CEREALS - unopened, will be fine for half a year after the best before date. Some even longer -
you can check for crispness and flavor. In order to keep opened cereal tasting fresh longer, tightly roll packaging bag or seal with a clip.
MAYONNAISE - sealed, unopened, can be kept in the pantry for 2 - 3 months, but in the fridge for 1 year. So why not refrigerate it right away? Once opened, it will keep in the fridge for 2 - 3 months. Throw it out if the color or odor is off.
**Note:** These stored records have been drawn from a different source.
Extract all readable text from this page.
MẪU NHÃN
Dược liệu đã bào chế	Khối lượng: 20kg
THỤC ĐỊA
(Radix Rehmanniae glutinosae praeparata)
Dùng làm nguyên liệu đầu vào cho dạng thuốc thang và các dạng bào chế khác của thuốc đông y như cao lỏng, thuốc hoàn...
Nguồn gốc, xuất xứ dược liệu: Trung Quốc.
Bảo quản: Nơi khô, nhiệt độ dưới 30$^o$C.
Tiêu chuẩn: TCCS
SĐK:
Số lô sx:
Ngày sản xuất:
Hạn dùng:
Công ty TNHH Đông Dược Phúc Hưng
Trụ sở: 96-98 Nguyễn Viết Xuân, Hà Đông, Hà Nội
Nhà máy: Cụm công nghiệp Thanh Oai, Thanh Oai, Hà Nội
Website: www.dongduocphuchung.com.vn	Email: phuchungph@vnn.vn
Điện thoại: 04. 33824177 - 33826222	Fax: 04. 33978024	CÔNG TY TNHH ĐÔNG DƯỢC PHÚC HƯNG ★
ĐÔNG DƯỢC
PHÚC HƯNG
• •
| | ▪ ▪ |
The best before date will depend on when it was opened and proper handling.
The important thing is to understand when to consider safety as opposed to freshness. Please remember that individual cases will vary and that this advice should only be taken as an opinion.
TIPS TO AVOID UNNECESSARY WASTE
Use by does not always mean eat by. If a food can be frozen, the date can be extended indefinitely. Store meat in the freezer instead of in the fridge, unless you will be using it in the next day or two.
As much a possible, set a regular day for shopping so that you come to know how much dairy, fruit and vegetables your family uses in that given time. Try to make do with what you have until your "shopping day." This can be a time of learning to be creative.
Don't be fooled by purchasing bulk or large sizes that appear less expensive in the long run, unless you know you will use it all. Throwing half out in the end, may not make the money saving alright because one gets used to the habit of throwing out food.
Plan meals ahead of time so you buy what you need and not what you are hungry for while shopping.